En Xanadú, Kubla Khan ordenó levantar un majestuoso palacio; allí donde Alf, el río sagrado, corre a través de mil cavernas, desembocando en un mar abandonado por el sol. Dos veces cinco millas de tierra fértil, por murallas y torres eran circundada; y allí veíanse jardines surcados por brillantes arroyos, en los que florecían filas de árboles perfumados, y bosques tan apretados como montañas, encerrando en su seno verdes pasajes sonrientes.
¡Aquella profunda y romántica quebrada que se adentra en la verde colina, a la sombra de los cedros! ¡Paisaje agreste! ¡Encantado y beatificado como si en otra época, bajo la luna moribunda, alguna dama hubiese venido a llorar por su demonio amante! Y de esta quebrada, creciendo en incesante gemido, como si la tierra respirase hondo, brotase por momentos una fuente tumultuosa; cuyas lenguas inciertas escupen fragmentos como granizo o granos que saltan bajo el saco de trigo, y en medio de estas danzantes rocas, junto a ellas, saltaba hacia los aires el río sagrado. Durante cinco millas, por un laberinto trazado, entre bosques y valles corría el río sagrado, antes de entrar en las cavernas al hombre inmensurable y de hundirse tumultuosa en un océano muerto.
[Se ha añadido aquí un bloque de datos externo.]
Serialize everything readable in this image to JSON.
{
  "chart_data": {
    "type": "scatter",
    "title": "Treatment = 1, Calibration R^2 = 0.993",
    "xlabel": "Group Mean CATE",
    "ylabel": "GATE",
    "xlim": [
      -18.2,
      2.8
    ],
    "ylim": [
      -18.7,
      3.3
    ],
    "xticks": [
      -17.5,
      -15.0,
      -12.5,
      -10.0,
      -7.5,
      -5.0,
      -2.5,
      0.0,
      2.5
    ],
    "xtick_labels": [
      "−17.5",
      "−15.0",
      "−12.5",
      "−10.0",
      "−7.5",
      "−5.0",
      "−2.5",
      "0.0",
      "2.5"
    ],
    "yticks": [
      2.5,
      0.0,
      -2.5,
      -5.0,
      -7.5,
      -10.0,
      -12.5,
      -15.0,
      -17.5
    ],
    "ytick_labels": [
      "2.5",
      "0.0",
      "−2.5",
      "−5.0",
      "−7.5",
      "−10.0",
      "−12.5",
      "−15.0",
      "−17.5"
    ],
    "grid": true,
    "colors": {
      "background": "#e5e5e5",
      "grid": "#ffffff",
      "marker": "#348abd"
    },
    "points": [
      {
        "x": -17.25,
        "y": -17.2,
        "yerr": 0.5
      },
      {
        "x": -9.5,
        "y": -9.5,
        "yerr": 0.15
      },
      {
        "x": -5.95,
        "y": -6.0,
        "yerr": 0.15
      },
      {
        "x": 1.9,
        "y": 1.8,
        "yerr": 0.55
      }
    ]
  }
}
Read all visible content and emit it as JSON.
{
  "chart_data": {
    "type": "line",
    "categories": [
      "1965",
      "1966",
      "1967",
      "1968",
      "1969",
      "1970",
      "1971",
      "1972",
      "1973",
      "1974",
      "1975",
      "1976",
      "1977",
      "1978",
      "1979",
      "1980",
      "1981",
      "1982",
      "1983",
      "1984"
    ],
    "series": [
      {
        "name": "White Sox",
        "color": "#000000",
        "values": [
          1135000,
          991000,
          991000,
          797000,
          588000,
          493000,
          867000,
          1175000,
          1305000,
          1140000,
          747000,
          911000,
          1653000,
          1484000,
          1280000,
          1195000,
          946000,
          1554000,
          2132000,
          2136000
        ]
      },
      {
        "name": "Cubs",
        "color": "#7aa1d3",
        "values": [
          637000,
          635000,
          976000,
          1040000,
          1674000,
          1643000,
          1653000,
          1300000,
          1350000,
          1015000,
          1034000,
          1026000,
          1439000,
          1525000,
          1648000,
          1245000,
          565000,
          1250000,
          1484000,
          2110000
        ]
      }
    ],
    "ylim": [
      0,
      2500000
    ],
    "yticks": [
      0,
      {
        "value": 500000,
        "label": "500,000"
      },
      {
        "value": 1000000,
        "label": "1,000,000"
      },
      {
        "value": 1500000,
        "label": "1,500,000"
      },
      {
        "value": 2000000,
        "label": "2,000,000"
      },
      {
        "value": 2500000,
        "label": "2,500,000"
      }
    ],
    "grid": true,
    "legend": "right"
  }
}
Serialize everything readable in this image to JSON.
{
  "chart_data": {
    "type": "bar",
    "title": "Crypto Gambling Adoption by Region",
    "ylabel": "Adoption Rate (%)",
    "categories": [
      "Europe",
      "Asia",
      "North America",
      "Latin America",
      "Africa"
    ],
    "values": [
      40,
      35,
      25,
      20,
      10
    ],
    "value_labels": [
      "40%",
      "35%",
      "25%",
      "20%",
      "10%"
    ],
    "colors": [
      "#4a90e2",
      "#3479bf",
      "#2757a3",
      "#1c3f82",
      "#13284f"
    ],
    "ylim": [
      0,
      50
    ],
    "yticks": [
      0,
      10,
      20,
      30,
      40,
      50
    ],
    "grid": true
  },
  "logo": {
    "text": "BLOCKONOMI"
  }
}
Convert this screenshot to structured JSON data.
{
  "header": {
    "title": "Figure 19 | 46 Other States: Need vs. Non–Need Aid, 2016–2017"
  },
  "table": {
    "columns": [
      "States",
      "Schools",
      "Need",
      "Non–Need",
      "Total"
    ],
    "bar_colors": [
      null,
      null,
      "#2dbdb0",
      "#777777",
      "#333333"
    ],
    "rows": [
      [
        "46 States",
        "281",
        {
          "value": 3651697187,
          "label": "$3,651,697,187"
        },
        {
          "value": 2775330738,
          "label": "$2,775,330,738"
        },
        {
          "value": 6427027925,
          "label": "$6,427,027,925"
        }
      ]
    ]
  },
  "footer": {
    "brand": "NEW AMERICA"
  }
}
En medio de este tumulto, Kubla oyó en la distancia las voces ancestrales que predecían la guerra.
La sombra del palacio de los deleites flotaba sobre las olas, y desde él se oían las melodías de la fuente y las cavernas. ¡Milagro de sutil ingenio este resplandeciente palacio con sus cavernas de hielo!
Ví en sueños una doncella, tañendo su instrumento: una doncella abisinia, tañendo su instrumento y cantando dulcemente en el monte Abora. ¡Ah! Si yo pudiese resucitar de mi memoria su música y su canción, en tan grave éxtasis me sumirían, que podría construir con música en el aire aquel palacio. ¡Aquel palacio resplandeciente, aquellas cavernas de hielo! Y cuantos me oyeran verían ante sus propios ojos, y todos gritarían: ¡Cuidado! ¡Cuidado! ¡Mirad los ojos fulgurantes, mirad su flotante cabellera! Trazad un triple círculo en torno a él y cerrad los ojos en sagrada reverencia, pues él se ha nutrido de dulce rocío y bebido la leche del Paraíso.